A short drive north of downtown Orlando’s major attractions, Winter Park charms visitors with tree-shaded avenues and a window into the world of Florida’s past.
Once a major citrus-growing region, Winter Park was a popular retreat for well-to-do Northerners who traveled south by train in the early 20th century. From those roots, a city sprang up where culture thrived and natural resources were well-protected. Today, Winter Park is 8 square miles with 20,000 oak trees and is home to almost 28,000 residents.
Winter Park’s Charles Hosmer Morse Museum of American Art features the world’s most comprehensive collection of the works of Louis Comfort Tiffany.

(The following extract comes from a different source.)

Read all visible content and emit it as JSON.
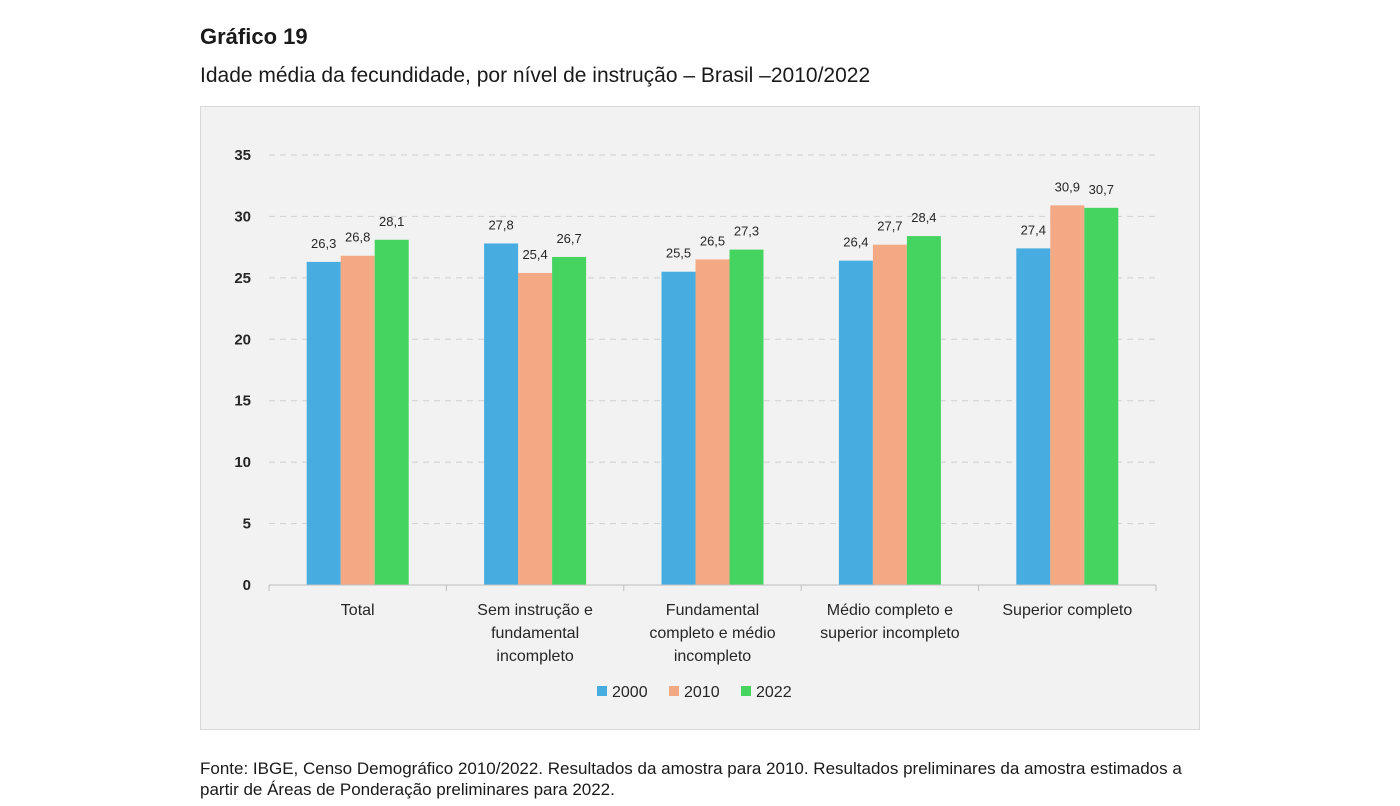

Just northwest of downtown Orlando along Edgewater Drive is delightful College Park, with streets named for famous colleges like Harvard, Yale, and Dartmouth. Key West style bungalows mix with turn-of-the-20th-century mansions while young professionals mix with longtime residents in a burgeoning neighborhood sprinkled with colorful shops and restaurants.
Those nostalgic for the small town America experience of yesteryear will enjoy a visit to Baldwin Park, located just minutes from downtown Orlando. The neighborhood was designed to foster a sense of community, featuring narrow streets and wide sidewalks, miles of walking trails, distinct architecture, vibrant town centers and a mix of amenities that allow residents to live, work and play in their own neighborhood.
Located in Osceola County near the Walt Disney World Resort and developed by the Walt Disney Company as the quintessential American town, this idyllic neighborhood boasts dozens of “villages,” businesses, its own schools and thriving downtown, filled with a variety of shopping and dining options and special events.
Incorporated in 1883 and placed on the National Register of Historic Places in 1998, Eatonville is the oldest African-American municipality in the United States and home to author and folklorist Zora Neale Hurston, who spent her early years in Eatonville and wrote about those years in Their Eyes Were Watching God and Dust Tracks on a Road.